From: David Wagner (daw_at_taverner.cs.berkeley.edu)
Date: 01/20/05


Date: Wed, 19 Jan 2005 23:46:22 +0000 (UTC)

a c wrote:
>The problem I have is the limited capabilities of the HSP. It's designed for
>banking use and HMAC is not part of the capabilities -and we cannot access
>the secret keys either for use with our own application, only Ansi Key Block
>cryptograms which are used as input to encryption and MAC functions (eg:
>3DES CBC).

As Paul Rubin says, you can use 3DES-CBC-MAC instead of SHA1-HMAC.
(I slightly prefer 3DES-OMAC or AES-OMAC, but the difference is unimportant
if the messages you are hashing are of a constant, fixed length.)

>Looking at the response from David Wagner (thanks) this has the advantage
>that it uses standard (for our equipment) crypto operations, but we have to
>update old records (update the velocity checking data with fixed IV after a
>fixed period).

Yes. Most databases should allow you to do this, I would have thought.

>The other issue is the number of transactions processed within 48 hours -
>more than 100,000 which would mean at any one time there would be 100000
>records encrypted in this less than optimum manner.

Yes. At 20 bytes a record, that is 2 MB, not even a penny worth of disk.
At 100,000 encryptions per 2 days, that is 0.5 encryptions per second, which
any HSP should be able to handle trivially. Hard for me to imagine that this
would be a bottleneck, unless I'm missing something.

>i've search, but can't find, a description of A/B switchover.

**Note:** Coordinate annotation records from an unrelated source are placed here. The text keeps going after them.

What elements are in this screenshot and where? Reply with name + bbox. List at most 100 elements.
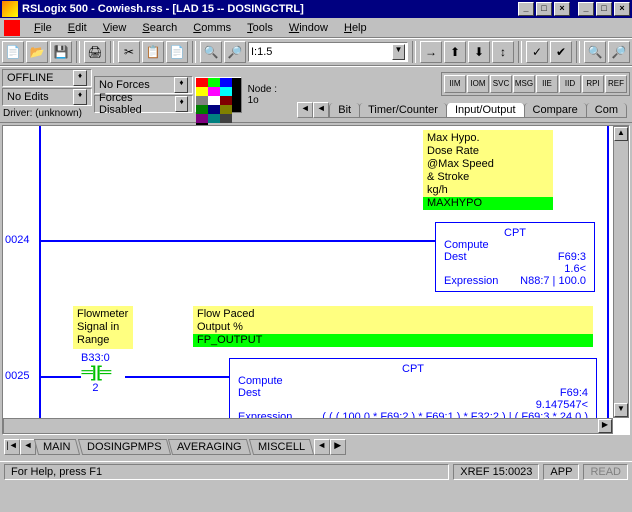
find-next-button[interactable]: 🔎: [224, 41, 246, 63]
rung24-comment[interactable]: Max Hypo. Dose Rate @Max Speed & Stroke …: [423, 130, 553, 210]
node-label: Node : 1o: [248, 84, 290, 106]
instr-ref[interactable]: REF: [605, 75, 627, 93]
menu-window[interactable]: Window: [281, 20, 336, 36]
menu-tools[interactable]: Tools: [239, 20, 281, 36]
address-input[interactable]: [251, 46, 392, 58]
online-status[interactable]: OFFLINE♦: [2, 69, 92, 87]
btab-misc[interactable]: MISCELL: [249, 439, 314, 455]
menu-edit[interactable]: Edit: [60, 20, 95, 36]
instr-iid[interactable]: IID: [559, 75, 581, 93]
save-button[interactable]: 💾: [50, 41, 72, 63]
minimize-button[interactable]: _: [578, 2, 594, 16]
status-read: READ: [583, 464, 628, 480]
zoom-in-button[interactable]: 🔍: [584, 41, 606, 63]
cut-button[interactable]: ✂: [118, 41, 140, 63]
instr-rpi[interactable]: RPI: [582, 75, 604, 93]
btab-main[interactable]: MAIN: [34, 439, 80, 455]
vscrollbar[interactable]: ▲ ▼: [613, 126, 629, 418]
instr-svc[interactable]: SVC: [490, 75, 512, 93]
menu-comms[interactable]: Comms: [185, 20, 239, 36]
tab-io[interactable]: Input/Output: [446, 103, 525, 118]
color-palette[interactable]: [195, 77, 241, 113]
scroll-up-button[interactable]: ▲: [614, 127, 628, 141]
maximize-button[interactable]: □: [596, 2, 612, 16]
verify-all-button[interactable]: ✔: [550, 41, 572, 63]
rung24-wire: [41, 240, 436, 242]
scroll-right-button[interactable]: ▶: [598, 419, 612, 433]
file-tabs: |◄ ◄ MAIN DOSINGPMPS AVERAGING MISCELL ◄…: [0, 437, 632, 457]
forces-enabled-status[interactable]: Forces Disabled♦: [94, 95, 193, 113]
address-dropdown[interactable]: ▼: [392, 44, 405, 60]
child-restore-button[interactable]: □: [536, 2, 552, 16]
prev-button[interactable]: ⬆: [444, 41, 466, 63]
btab-dosing[interactable]: DOSINGPMPS: [77, 439, 170, 455]
statusbar: For Help, press F1 XREF 15:0023 APP READ: [0, 461, 632, 481]
driver-label: Driver: (unknown): [2, 107, 92, 120]
rung24-number[interactable]: 0024: [5, 234, 29, 246]
status-xref: XREF 15:0023: [453, 464, 539, 480]
instr-iom[interactable]: IOM: [467, 75, 489, 93]
rung25-contact[interactable]: B33:0 ═] [═ 2: [81, 352, 110, 394]
copy-button[interactable]: 📋: [142, 41, 164, 63]
rung25-number[interactable]: 0025: [5, 370, 29, 382]
contact-bit: 2: [81, 382, 110, 394]
find-button[interactable]: 🔍: [200, 41, 222, 63]
btab-nav-last[interactable]: ▶: [330, 439, 346, 455]
cpt-compute-label: Compute: [444, 239, 489, 251]
paste-button[interactable]: 📄: [166, 41, 188, 63]
rung24-cpt-block[interactable]: CPT Compute DestF69:3 1.6< ExpressionN88…: [435, 222, 595, 292]
tab-timer[interactable]: Timer/Counter: [359, 103, 447, 118]
window-title: RSLogix 500 - Cowiesh.rss - [LAD 15 -- D…: [22, 3, 518, 15]
step-button[interactable]: ↕: [492, 41, 514, 63]
cpt2-dest-val: F69:4: [560, 387, 588, 399]
btab-nav-first[interactable]: |◄: [4, 439, 20, 455]
instr-iie[interactable]: IIE: [536, 75, 558, 93]
main-toolbar: 📄 📂 💾 🖨 ✂ 📋 📄 🔍 🔎 ▼ → ⬆ ⬇ ↕ ✓ ✔ 🔍 🔎: [0, 38, 632, 66]
menu-view[interactable]: View: [95, 20, 135, 36]
cpt-expr-val: N88:7 | 100.0: [520, 275, 586, 287]
tab-nav-prev[interactable]: ◄: [313, 102, 329, 118]
doc-icon: [4, 20, 20, 36]
rung25-contact-comment[interactable]: Flowmeter Signal in Range: [73, 306, 133, 349]
menu-file[interactable]: File: [26, 20, 60, 36]
rung25-wire2: [125, 376, 230, 378]
edits-status[interactable]: No Edits♦: [2, 88, 92, 106]
rung24-tag: MAXHYPO: [423, 197, 553, 210]
cpt2-title: CPT: [398, 363, 428, 375]
rung25-out-comment[interactable]: Flow Paced Output %FP_OUTPUT: [193, 306, 593, 347]
tab-bit[interactable]: Bit: [329, 103, 360, 118]
cpt-expr-label: Expression: [444, 275, 498, 287]
close-button[interactable]: ×: [614, 2, 630, 16]
open-button[interactable]: 📂: [26, 41, 48, 63]
zoom-out-button[interactable]: 🔎: [608, 41, 630, 63]
right-rail: [607, 126, 609, 434]
tab-com[interactable]: Com: [586, 103, 627, 118]
goto-button[interactable]: →: [420, 41, 442, 63]
scroll-down-button[interactable]: ▼: [614, 403, 628, 417]
btab-nav-next[interactable]: ◄: [314, 439, 330, 455]
hscrollbar[interactable]: ▶: [3, 418, 613, 434]
instr-msg[interactable]: MSG: [513, 75, 535, 93]
address-combo[interactable]: ▼: [248, 42, 408, 62]
menubar: File Edit View Search Comms Tools Window…: [0, 18, 632, 38]
left-rail: [39, 126, 41, 434]
btab-avg[interactable]: AVERAGING: [168, 439, 251, 455]
menu-search[interactable]: Search: [134, 20, 185, 36]
print-button[interactable]: 🖨: [84, 41, 106, 63]
cpt-dest-label: Dest: [444, 251, 467, 263]
ladder-editor[interactable]: Max Hypo. Dose Rate @Max Speed & Stroke …: [2, 125, 630, 435]
next-button[interactable]: ⬇: [468, 41, 490, 63]
cpt2-dest-label: Dest: [238, 387, 261, 399]
child-close-button[interactable]: ×: [554, 2, 570, 16]
verify-button[interactable]: ✓: [526, 41, 548, 63]
tab-compare[interactable]: Compare: [524, 103, 587, 118]
child-min-button[interactable]: _: [518, 2, 534, 16]
contact-addr: B33:0: [81, 352, 110, 364]
new-button[interactable]: 📄: [2, 41, 24, 63]
tab-nav-first[interactable]: ◄: [297, 102, 313, 118]
rung25-wire1: [41, 376, 81, 378]
cpt2-dest-num: 9.147547<: [536, 399, 588, 411]
status-app: APP: [543, 464, 579, 480]
menu-help[interactable]: Help: [336, 20, 375, 36]
instr-iim[interactable]: IIM: [444, 75, 466, 93]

Could I have a
>pointer please.

I have two sets, set A and set B. At the start of odd-numbered days,
I delete everything from set A and re-set it to the empty state. At the
start of even-numbered days, I delete everything from set B and re-set
it to the empty state. When I have a transaction, I add a timestamped
record of that transaction to both set A and set B. At any point,
I can retrieve the transactions that have occurred within the past 24
hours by looking in one or the other of these sets (on odd-numbered days,
I look in set B; on even-numbered days, I look in set A).

In your application, set A would have a key kA and an IV ivA associated
with it; set B would have kB and ivB. When transaction T occurs, do this:
  add (T, E(kA, ivA, CC #), timestamp) to set A, and
  add (T, E(kB, ivB, CC #), timestamp) to set B.
When a set S is re-set, delete everything from S, securely delete kS and
ivS, and pick a new key and IV. To count the number of transactions
with a particular credit card number over the past 24 hours, pick the
appropriate set to look at, say set S, compute the value E(kS, ivS,
CC #), extract all records from set S that have this same ciphertext
value and have a timestamp within the past 24 hours, and count.

If you want to count over a 48-hour period, then just double the time
scale above.

Note: E(k, iv, x) could be a deterministic encryption algorithm, or it
could just be a keyed hash (a PRF) like SHA1-HMAC, 3DES-CBC-MAC, etc.